One such experiment is the brand new fair Neighbors (until 12 April), which features 15 exhibitors (nine of them Chicago-based) in a domestic, stand-free setting, with works installed on mantles, in the bathroom, in kitchen cabinets and elsewhere. The fair was founded by the Mexican American collector Mirka Serrato and is staged in her former apartment (she now lives in Dallas); it was curated by the London-based artist and gallerist Jonny Tanna (whose gallery, Harlesden High Street, is one of two participating London spaces, along with Gathering).

Installation view of works by John Garcia, presented by Tureen, at Neighbors Image Courtesy of Neighbors. Photo by Carlos García

“I traveled the fair circuit for a year looking at what was working and what wasn’t,” Serrato says. “This came from a personal need to try something different, but also to offer galleries an affordable, alternative in a context that would play to their strengths.”

Many exhibitors have embraced the ornate domestic setting’s unique features. The Dallas-based gallery Tureen, for instance, is showing works by the artist John Garcia in what was once the bedroom, including a site-specific text painting on a mirror installed above a mantlepiece. The artist also created custom plinths—painted to match the wallpaper—that hold many-limbed ceramic candelabra sculptures.

“When I met Mikra, she told me about Neighbors and I had a project in mind with John that I knew would suit the space really well,” says Cody Fitzsimmons, Tureen’s co-founder. Garcia’s works are priced between $2,800 and $5,600.

Installation view of works by Caitlyn Min-Ji Au, presented by Shanghai Semenary, at Neighbors Image Courtesy of Neighbors. Photo by Carlos García

Next-door, in the bathroom, the Chicago-based gallery Shanghai Seminary likewise made the most of the space’s constraints with its presentation of works by the local artist Caitlyn Min-Ji Au. Most of the room is occupied by a boxy, three-part sculpture that contains water tanks, drippers and sculptural dioramas that are animated by dripping water.

“I had known about this work for a while, but it’s never been shown before,” says Qiuchen Wu, the gallery’s founder. “When I saw this bathroom, I thought: finally, the perfect setting for this piece!” He likened Min-Ji Au’s main sculpture to analogue video art, as viewers observe the slow, subtle movement inside the sculpture through small rectangular and circular apertures. The main work is not for sale, but Wu says it could be the basis for a commission for an interested collector. Two other pieces—one installed on the ceiling of the shower stall, the other a fountain made from an upside-down Chinese vase—are priced from $2,800 to $5,600.

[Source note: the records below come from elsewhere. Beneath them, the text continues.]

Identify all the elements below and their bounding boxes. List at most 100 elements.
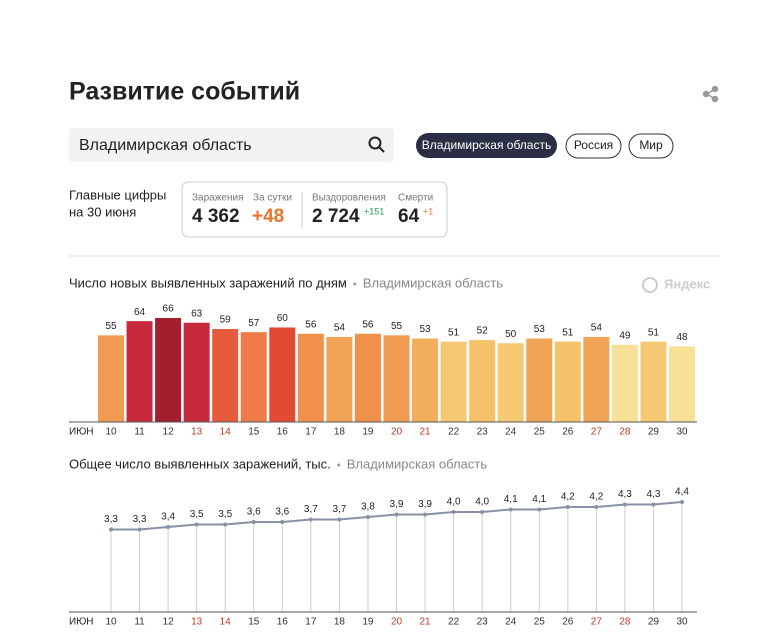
x-tick-label: 17: [305, 427, 317, 438]
value-label: 4,0: [475, 497, 489, 508]
x-tick-label: 27: [591, 617, 603, 628]
search-box[interactable]: [69, 128, 394, 162]
value-label: 3,8: [361, 502, 375, 513]
x-tick-label: 28: [619, 427, 631, 438]
x-tick-label: 26: [562, 427, 574, 438]
value-label: 3,4: [161, 512, 175, 523]
x-tick-label: 23: [477, 617, 489, 628]
point: [109, 527, 113, 532]
x-tick-label: 29: [648, 617, 660, 628]
x-tick-label: 17: [305, 617, 317, 628]
value-label: 4,1: [504, 494, 518, 505]
point: [480, 510, 485, 514]
stat-delta: +1: [423, 206, 433, 216]
search-text: Владимирская область: [79, 137, 252, 154]
bar: [240, 332, 267, 422]
tab[interactable]: [628, 133, 674, 159]
point: [565, 505, 570, 509]
x-tick-label: 19: [362, 427, 374, 438]
tab-label: Владимирская область: [422, 138, 551, 152]
share-icon[interactable]: [702, 85, 719, 103]
value-label: 4,3: [646, 489, 660, 500]
value-label: 48: [676, 332, 688, 343]
bar: [212, 329, 239, 422]
search-icon[interactable]: [368, 136, 385, 153]
x-tick-label: 23: [477, 427, 489, 438]
value-label: 60: [277, 313, 289, 324]
watermark-icon: [642, 277, 658, 293]
x-tick-label: 20: [391, 427, 403, 438]
bar: [183, 322, 210, 422]
value-label: 54: [591, 323, 603, 334]
point: [251, 520, 256, 524]
x-tick-label: 15: [248, 617, 260, 628]
x-tick-label: 12: [163, 427, 175, 438]
bar: [126, 321, 153, 422]
point: [394, 512, 399, 517]
stats-box: [181, 181, 448, 238]
stat-label: Выздоровления: [312, 193, 386, 204]
chart-title: Число новых выявленных заражений по дням: [69, 275, 347, 290]
value-label: 4,4: [675, 487, 689, 498]
x-tick-label: 22: [448, 617, 460, 628]
value-label: 3,3: [133, 514, 147, 525]
value-label: 3,6: [275, 507, 289, 518]
point: [194, 522, 199, 527]
value-label: 52: [477, 326, 489, 337]
chart-subtitle: Владимирская область: [363, 275, 503, 290]
value-label: 53: [419, 324, 431, 335]
value-label: 3,7: [332, 504, 346, 515]
x-tick-label: 27: [591, 427, 603, 438]
x-tick-label: 16: [277, 427, 289, 438]
value-label: 59: [220, 315, 232, 326]
bar: [669, 346, 695, 422]
x-tick-label: 21: [419, 427, 431, 438]
bar: [326, 336, 353, 422]
bullet: [337, 463, 341, 467]
value-label: 51: [648, 327, 660, 338]
x-tick-label: 12: [163, 617, 175, 628]
tab-label: Россия: [574, 138, 613, 152]
x-tick-label: 30: [676, 427, 688, 438]
x-tick-label: 15: [248, 427, 260, 438]
bar: [412, 338, 439, 422]
x-tick-label: 24: [505, 617, 517, 628]
value-label: 51: [562, 327, 574, 338]
point: [423, 512, 428, 517]
bullet: [353, 282, 357, 286]
value-label: 54: [334, 323, 346, 334]
tab-active[interactable]: [416, 133, 557, 158]
x-tick-label: 18: [334, 427, 346, 438]
bar: [554, 341, 581, 422]
stat-label: За сутки: [253, 193, 292, 204]
value-label: 64: [134, 307, 146, 318]
bar: [583, 336, 610, 422]
bar: [383, 335, 410, 422]
point: [451, 510, 456, 514]
x-tick-label: 29: [648, 427, 660, 438]
bar: [469, 340, 496, 422]
x-tick-label: 20: [391, 617, 403, 628]
point: [680, 500, 684, 504]
value-label: 4,2: [589, 492, 603, 503]
point: [651, 502, 656, 507]
tab[interactable]: [565, 133, 622, 159]
value-label: 66: [163, 304, 175, 315]
x-tick-label: 14: [220, 617, 232, 628]
x-tick-label: 24: [505, 427, 517, 438]
x-tick-label: 11: [134, 427, 145, 438]
x-axis-label: ИЮН: [69, 617, 94, 628]
bar: [269, 327, 296, 422]
stat-value: 2 724: [312, 206, 360, 227]
x-tick-label: 25: [534, 427, 546, 438]
point: [166, 525, 171, 529]
point: [594, 505, 599, 509]
value-label: 55: [391, 321, 403, 332]
bar: [640, 341, 667, 422]
point: [337, 517, 342, 522]
point: [223, 522, 228, 527]
bar: [440, 341, 467, 422]
stat-value: 4 362: [192, 206, 240, 227]
x-tick-label: 19: [362, 617, 374, 628]
point: [308, 517, 313, 522]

Installation view of works by Juan Arango Palacios, Haylie Jimenez and Sydnie Jimenez, presented by Feia, at Neighbors Image Courtesy of Neighbors. Photo by Carlos García

In the kitchen, the Los Angeles-based gallery Feia is showing works by three Chicago-based artists working in ceramic: the twin sisters Haylie Jimenez and Syndie Jimenez, and Juan Arango Palacios, who is currently earning his MFA at the University of Chicago. Many works are presented in a playful, quasi-domestic manner, including ceramic vessels and free-standing figures in the kitchen cabinets, drawings by Arango Palacios on the refrigerator and a large winged figure by Sydnie Jimenez, Curtain Hair Guardian (2025), installed on the stovetop. Works are priced from $200 to $8,000.

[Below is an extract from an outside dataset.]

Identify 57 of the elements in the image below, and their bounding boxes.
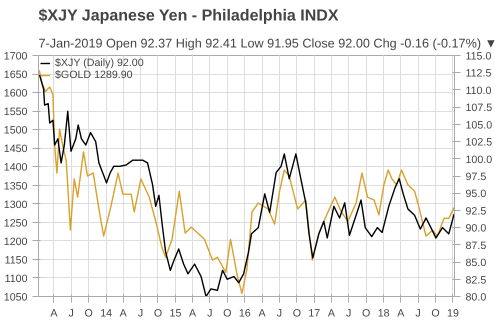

“Having a space like this gives you a formal constraint,” says Thomas Martinez Pilnik, Feia’s co-founder. “I have known all three artists for years, so when we were invited to do the fair I said, ‘Only if the artists are interested.’ As soon as I told them about it, they were on board, and the response has been wonderful.” Pilnik adds: “A professor of Juan’s came during the fair’s first few hours and bought one of his drawings—as a signal of support outside the classroom, that was so genuine and moving.”